I have been learning F# by reading the Expert F# 4.0 book by Don Syme, Adam Granicz, et al. I am really enjoying the concurrency chapter and decided to take on a small challenge involving agents (MailboxProcessor). I settled on the following requirements:
1 consumer agent
- with two-way communication
- accepts arrays of doubles and stores their sum and count internally
- allows other to fetch the current average
4 producer agents
- generate arrays of doubles
- sends them to the consumer agent
- fetches the current sum and count
- waits for a specific interval then generates next one
Stats and Messages
Let's start by defining a Stats
type that will store our sum and count:
type Stats =
{ Count: int;
Sum: double; }
And also the message type, that our StatsAgent
will accept in order to
interact with the outside world:
type Msg =
| Incr of double
| Fetch of AsyncReplyChannel<Stats>
| Die
I don't have any particular comments on the above. They are pretty similar to the F# WikiBook earlier mentioned in a link, except for the Fetch return type that I defined differently. By the way, this Fetch is what will allows us to have two-way communication, otherwise the consumer would be just a sink. The Die is just to close the consumer when needed.
Consumer
To create a consumer agent, we just need to do let agent =
MailboxProcessor.Start(...)
. However, I will instead instantiate a type and
then hide the agent inside, doing some encapsulation. I have been reading
Clean Code by Robert C. Martin and he pointed out that we should define the
interface of our code for outsiders. In the current case, I have a
particular use in mind for MailboxProcessor
. If I just instantiate it and
pass it around, others in my code may use it incorrectly. I think you get
the point, well, here goes the code:
type StatsAgent() =
let agent =
MailboxProcessor.Start(fun inbox ->
let rec loop stats =
async {
let! msg = inbox.Receive()
match msg with
| Incr(x) ->
return! loop
{ Count = stats.Count + 1
Sum = stats.Sum + x }
| Fetch(replyChannel) ->
replyChannel.Reply(stats)
return! loop stats
| Die -> return ()
}
loop
{ Count = 0
Sum = 0.0 })
interface IDisposable with
member this.Dispose() = this.Die()
member _.Incr(x) = agent.Post(Incr x)
member _.Fetch() = agent.PostAndReply(Fetch)

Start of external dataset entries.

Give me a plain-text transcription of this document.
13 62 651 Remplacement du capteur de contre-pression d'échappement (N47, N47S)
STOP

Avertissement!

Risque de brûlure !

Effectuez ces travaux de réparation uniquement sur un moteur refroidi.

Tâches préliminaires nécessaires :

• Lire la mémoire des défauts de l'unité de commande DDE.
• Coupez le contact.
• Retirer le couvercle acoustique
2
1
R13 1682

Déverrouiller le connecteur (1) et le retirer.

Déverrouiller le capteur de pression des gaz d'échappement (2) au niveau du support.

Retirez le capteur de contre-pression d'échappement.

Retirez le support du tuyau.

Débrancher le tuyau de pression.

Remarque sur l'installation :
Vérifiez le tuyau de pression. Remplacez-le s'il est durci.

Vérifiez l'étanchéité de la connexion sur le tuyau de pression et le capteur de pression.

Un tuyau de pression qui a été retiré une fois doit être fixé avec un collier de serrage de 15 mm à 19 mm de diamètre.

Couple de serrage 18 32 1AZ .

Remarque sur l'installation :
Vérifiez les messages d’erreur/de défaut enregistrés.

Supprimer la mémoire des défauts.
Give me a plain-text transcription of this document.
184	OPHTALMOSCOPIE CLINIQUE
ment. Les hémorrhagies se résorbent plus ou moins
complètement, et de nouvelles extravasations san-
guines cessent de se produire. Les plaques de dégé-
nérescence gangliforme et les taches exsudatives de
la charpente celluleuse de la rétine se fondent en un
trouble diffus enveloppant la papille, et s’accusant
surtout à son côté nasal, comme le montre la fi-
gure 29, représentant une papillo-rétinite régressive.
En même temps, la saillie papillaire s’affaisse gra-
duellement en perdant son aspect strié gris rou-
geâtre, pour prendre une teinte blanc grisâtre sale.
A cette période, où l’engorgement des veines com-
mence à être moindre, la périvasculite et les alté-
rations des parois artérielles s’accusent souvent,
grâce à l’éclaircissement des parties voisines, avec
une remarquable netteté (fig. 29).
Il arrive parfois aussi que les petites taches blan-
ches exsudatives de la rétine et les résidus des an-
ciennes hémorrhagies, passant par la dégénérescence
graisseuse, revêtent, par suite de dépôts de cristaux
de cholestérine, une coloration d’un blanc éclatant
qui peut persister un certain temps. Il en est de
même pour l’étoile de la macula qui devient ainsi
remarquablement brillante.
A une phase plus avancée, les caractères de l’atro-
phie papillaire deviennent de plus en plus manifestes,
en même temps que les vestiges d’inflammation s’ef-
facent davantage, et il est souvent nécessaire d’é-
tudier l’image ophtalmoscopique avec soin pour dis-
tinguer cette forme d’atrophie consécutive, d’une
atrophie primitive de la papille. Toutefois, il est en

member _.Die() = agent.Post(Die)
I wrote a simple main function to call the above code and it looked alright, showing the correct sums and counts. For the exact code, check the Add StatsAgent commit.
Producers
To make it simple to manually verify correctness, each producer will just producer numbers from 1 up to a threshold. A producer will post numbers every N milliseconds and we can have as many producers as we want. To encode that, the following types were used:
type NumberProducer =
{ TotalNumbers: int
SleepIntervalMilliseconds: int }
type Poster =
{ Producers: NumberProducer [] }
After that, the producer was created and also auxiliary code to run several producers in parallel:
type PosterAgent(statsAgent, poster) =
let (poster: Poster) = poster
let (statsAgent: StatsAgent) = statsAgent
let produce (id, numberProducer) =
async {
for i in 1 .. numberProducer.TotalNumbers do
statsAgent.Incr(double i)
Thread.Sleep(numberProducer.SleepIntervalMilliseconds)
printfn "Producer %d finished; Current stats: %A" id (statsAgent.Fetch())
}
member _.Execute() =
let producers =
[ for id in 0 .. poster.Producers.Length - 1 ->
produce (id, poster.Producers.[id]) ]
Async.RunSynchronously(Async.Parallel producers) |> ignore
Running it all
I defined 4 producers, two generating 100 numbers, one every 50ms, and the others 200 numbers, one every 30ms:
let producers =
[| { TotalNumbers = 100
SleepIntervalMilliseconds = 50 }
{ TotalNumbers = 100
SleepIntervalMilliseconds = 50 }
{ TotalNumbers = 200
SleepIntervalMilliseconds = 30 }
{ TotalNumbers = 200
SleepIntervalMilliseconds = 30 } |]
let poster = { Producers = producers }
The output ended up being something like:
Producer 1 finished; Current stats: { Count = 524
Sum = 36506.0 }
Producer 0 finished; Current stats: { Count = 524
Sum = 36506.0 }
Producer 2 finished; Current stats: { Count = 600
Sum = 50300.0 }
Producer 3 finished; Current stats: { Count = 600
Sum = 50300.0 }
Program execution took 6624.670500ms
From the above, we can see execution indeed occurred concurrently, as synchronous execution would have taken around 22s, and our total time was almost 7s. The final count is also correct, 600 numbers.
As for the actual final summed value, we can use the formula to sum an arithmetic progression:
$$ S_n = \frac{n(a_1+a_n)}{2} $$
Using the above formulas, we get exactly 50300. For the final code, check this commit.
I appreciate any comments and suggestions.